La Chine poursuit sa quête vers la réutilisabilité. En décembre dernier, deux tentatives de récupération de booster orbital ont eu lieu à quelques semaines d’intervalle. LandSpace, entreprise privée, a ainsi échoué à récupérer le premier étage de sa Zhuque-3, qui a fini dans les flammes.
Dans la foulée, la Long March 12A a tenté à son tour l’exercice. Et si le booster s’est effectivement posé sans encombres, il a loupé sa cible de 2 kilomètres. En avril, c’est le Tianlong-3 de Space Pioneer qui ratait son vol inaugural, repoussant lui aussi sa tentative d’atterrissage à plus tard. La Long March 12B, elle, est entrée en scène ce 1er juin, et elle change l’échelle du défi.
Lancer des satellites pour concurrencer Starlink
Développée en seulement 21 mois par une filiale de la China Aerospace Science and Technology Corporation (CASC), le géant étatique de l’aérospatial chinois, la Long March 12B est la fusée partiellement réutilisable la plus grande et la plus puissante que l’Empire du Milieu ait jamais lancée.
Haute de 72 mètres, elle embarque 9 moteurs fonctionnant au kérosène et à l’oxygène liquide sur son premier étage.

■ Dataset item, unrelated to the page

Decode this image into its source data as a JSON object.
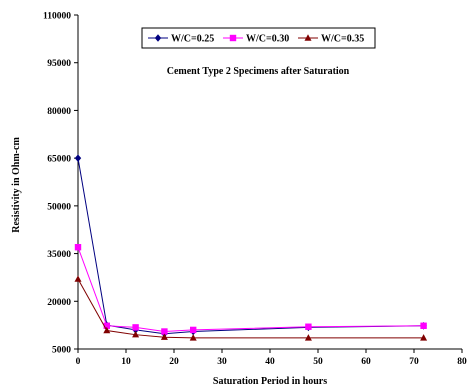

Un profil qui rappelle immédiatement celui du Falcon 9 de SpaceX, avec une capacité de transport en orbite basse comparable.
Si ce premier vol n’incluait pas de tentative de récupération du booster, la fusée était déjà équipée de ses ailerons de guidage et de ses jambes d’atterrissage. La CASC a d’ailleurs confirmé que les tests de récupération interviendront « à une date ultérieure ». À bord, deux satellites de la mégaconstellation Qianfan, l’équivalent chinois de Starlink, ont été placés avec succès en orbite basse.
Capacités décuplées
Sans même maîtriser la réutilisabilité, la Chine affiche déjà une cadence de lancement impressionnante. Le pays a réalisé 88 lancements orbitaux en 2025, pulvérisant son propre record annuel de 68 établi l’année précédente. Si elle parvient à maîtriser la récupération et la réutilisation de ses boosters, comme SpaceX ou Blue Origin, les coûts s’effondreront et surtout, la cadence s’emballera.
De quoi fortement réduire l’écart avec les États-Unis. Si SpaceX a réalisé plus de 600 atterrissages de boosters à ce jour, de nombreux acteurs chinois, eux, disposent des ressources considérables de l’État pour franchir le cap. Reste à voir dans combien de temps la Chine transformera l’essai.